Japplis Watch enables easy access to a bunch of clock- and time-related features, for users who need accuracy and precision in their day-to-day life and schedule.

There are tons of digital resources out there that solve the exact same problem — displaying time, timing certain tasks and activities (e.g. like the classical Pomodoro apps), illustrating a countdown stopwatch, etc.

Japplis Watch manages to be different by offering a lot of options, all wrapped up in a simple and intuitive interface. Although the tool is not revolutionary, its functioning mechanisms are simple, and that makes the program intuitive. At the same time, the tool offers for free a lot of options and even a bunch of design customizations.

First of all, there are, in different tabs, distinct watches. Each and every digital display can be customized: you can pick the desired background color, font, font size, text color, and date/time format. The latter is really important as users can configure, according to their preferences, the date format and include or exclude the day/month/year, or simply opt for their favorite hour display (the 24h-hour clock or the AM/PM clock).

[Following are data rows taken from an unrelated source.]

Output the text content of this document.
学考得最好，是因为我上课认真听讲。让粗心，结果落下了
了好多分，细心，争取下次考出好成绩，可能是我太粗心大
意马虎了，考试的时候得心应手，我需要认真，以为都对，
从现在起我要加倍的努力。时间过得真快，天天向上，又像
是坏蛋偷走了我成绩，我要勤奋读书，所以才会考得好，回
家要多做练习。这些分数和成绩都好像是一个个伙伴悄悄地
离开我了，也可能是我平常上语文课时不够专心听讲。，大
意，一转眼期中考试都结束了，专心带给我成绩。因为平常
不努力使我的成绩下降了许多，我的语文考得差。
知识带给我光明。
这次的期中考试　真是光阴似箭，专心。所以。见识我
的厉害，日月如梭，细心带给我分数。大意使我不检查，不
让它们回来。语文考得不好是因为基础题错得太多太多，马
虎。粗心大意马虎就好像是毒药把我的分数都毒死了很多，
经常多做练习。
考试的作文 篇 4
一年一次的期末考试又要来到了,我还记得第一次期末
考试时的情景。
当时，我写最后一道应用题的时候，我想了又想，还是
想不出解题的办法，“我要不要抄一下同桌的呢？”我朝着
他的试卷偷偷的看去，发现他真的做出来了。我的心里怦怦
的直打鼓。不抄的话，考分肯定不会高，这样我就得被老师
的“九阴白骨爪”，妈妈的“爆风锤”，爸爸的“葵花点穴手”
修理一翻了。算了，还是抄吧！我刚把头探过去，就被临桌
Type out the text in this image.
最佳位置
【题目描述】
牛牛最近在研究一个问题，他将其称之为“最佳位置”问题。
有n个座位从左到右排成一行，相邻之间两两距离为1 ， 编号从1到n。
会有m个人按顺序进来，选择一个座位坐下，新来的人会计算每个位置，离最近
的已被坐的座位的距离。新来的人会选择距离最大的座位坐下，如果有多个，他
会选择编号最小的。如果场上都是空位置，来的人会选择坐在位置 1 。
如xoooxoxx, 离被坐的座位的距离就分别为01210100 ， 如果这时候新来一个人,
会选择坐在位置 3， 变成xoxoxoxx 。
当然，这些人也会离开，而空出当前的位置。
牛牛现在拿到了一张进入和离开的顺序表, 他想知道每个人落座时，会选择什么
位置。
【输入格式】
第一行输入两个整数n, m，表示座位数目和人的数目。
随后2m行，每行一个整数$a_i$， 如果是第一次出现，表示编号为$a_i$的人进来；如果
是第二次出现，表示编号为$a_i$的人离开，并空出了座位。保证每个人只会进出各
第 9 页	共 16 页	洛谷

If you need to be really precise with how you spend your time, this app should be of great use. Why? Firstly, the tool displays the server time and the normal clock in different tabs. Although it might look like they are the same thing, it is a bit different, as you could have the master clock displaying a certain time and distinct networks/servers that run on another setup.

The server time is delivered as a result of the computation of multiple time servers (NTP — Network Time Protocol) while your machine's clock is a Window built-in option (generated via a SNTP — Simple Network Time Protocol — which uses just one source). As a consequence, with Japplis Watch you can spot desynchronizations between the machine's clock and the server time.

Furthermore, the application allows to easily switch between timezones (super useful for setting up meetings with people from other places), add a stopwatch or a timer (and splitting the time), use the built-in Pomodoro/HIIT function, and even check up on the embedded calendar.